Release gates

A release gate answers the question “is this candidate revision good enough to tag?” by playing it against a fixed panel of external engines and comparing the result to the same panel run against a baseline revision.

Defining a profile

Gate profiles live in crucible.toml. You name the opponents once under [[gate.opponents]] and then group them into profiles under [[gate.profiles]]:

[[gate.opponents]]
name = "Stockfish"
binary_path = "/opt/engines/stockfish"

[[gate.opponents]]
name = "Ethereal"
binary_path = "/opt/engines/ethereal"

[[gate.profiles]]
name = "release"
opponents = ["Stockfish", "Ethereal"]
games_per_opponent = 200
min_score_delta = 1.0
opening_book = "openings/gate.epd"

[gate.profiles.time_control]
base_ms = 30000
increment_ms = 300

opening_book and time_control are optional and override testing.opening_book and testing.time_control for the duration of the gate.

Running a gate

crucible gate \
  --engine my-engine \
  --candidate exp/new-search \
  --baseline v1.0.0 \
  --profile release

Crucible plays games_per_opponent games between the candidate and each opponent, then the same number between the baseline and each opponent. It also runs a direct candidate-versus-baseline match under the same game budget. All three phases share the same opening book so the only thing that varies between candidate and baseline is the engine binary.

The summary

The output is a JSON file under data_dir/gates/ by default, or at --output <path> if you pass one. It contains:

  • Candidate vs suite: wins, draws, losses, score percentage, Elo diff with standard error, and LOS.
  • Baseline vs suite: the same fields.
  • Head-to-head candidate vs baseline: the same fields plus the final SPRT verdict.
  • Aggregate score delta in percentage points (candidate minus baseline).
  • Verdict: Pass, Fail, or Tie, decided by comparing the score delta to min_score_delta.

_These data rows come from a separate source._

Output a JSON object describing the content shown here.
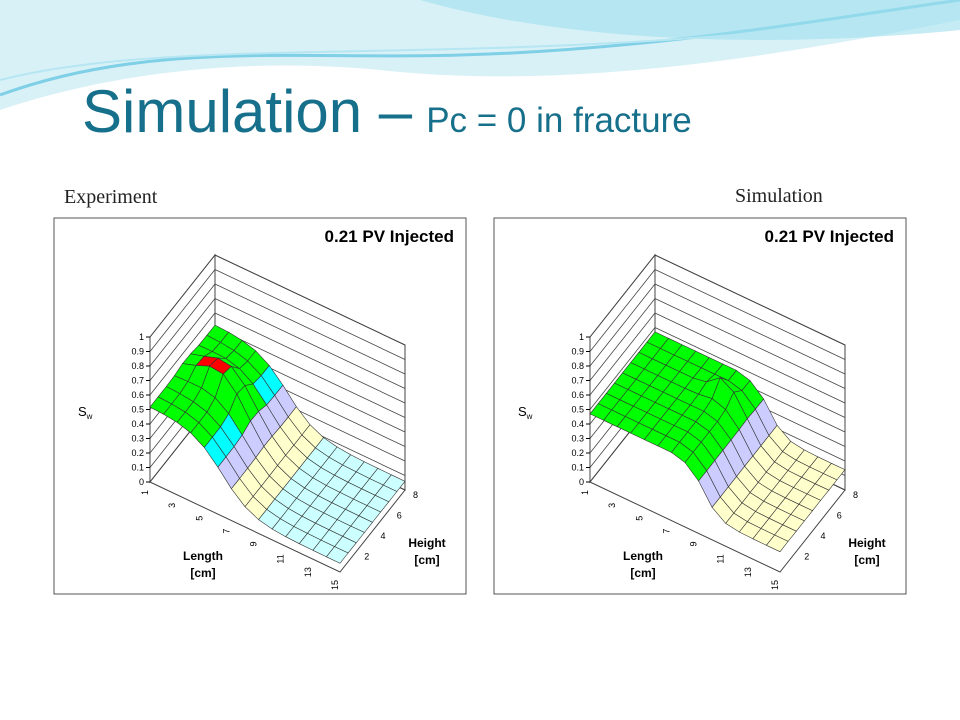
{
  "title": {
    "main": "Simulation –",
    "sub": "Pc = 0 in fracture"
  },
  "panels": [
    {
      "caption": "Experiment",
      "plot_title": "0.21 PV Injected",
      "z_label": "S",
      "z_sub": "w",
      "z_ticks": [
        "0",
        "0.1",
        "0.2",
        "0.3",
        "0.4",
        "0.5",
        "0.6",
        "0.7",
        "0.8",
        "0.9",
        "1"
      ],
      "x_label": [
        "Length",
        "[cm]"
      ],
      "x_ticks": [
        "1",
        "3",
        "5",
        "7",
        "9",
        "11",
        "13",
        "15"
      ],
      "y_label": [
        "Height",
        "[cm]"
      ],
      "y_ticks": [
        "2",
        "4",
        "6",
        "8"
      ]
    },
    {
      "caption": "Simulation",
      "plot_title": "0.21 PV Injected",
      "z_label": "S",
      "z_sub": "w",
      "z_ticks": [
        "0",
        "0.1",
        "0.2",
        "0.3",
        "0.4",
        "0.5",
        "0.6",
        "0.7",
        "0.8",
        "0.9",
        "1"
      ],
      "x_label": [
        "Length",
        "[cm]"
      ],
      "x_ticks": [
        "1",
        "3",
        "5",
        "7",
        "9",
        "11",
        "13",
        "15"
      ],
      "y_label": [
        "Height",
        "[cm]"
      ],
      "y_ticks": [
        "2",
        "4",
        "6",
        "8"
      ]
    }
  ]
}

The Gate tab on the dashboard lists all completed gates and lets you download each summary. Running gates also show up live, so you can cancel them from the UI if you need the workers back.

Choosing min_score_delta

min_score_delta is measured in score percentage points across the whole suite. A value of 0.0 treats any improvement as passing; 1.0 requires a full percentage point of headroom. The right number depends on how many games you play: shorter gates have noisier scores, so the threshold should be higher to avoid false positives.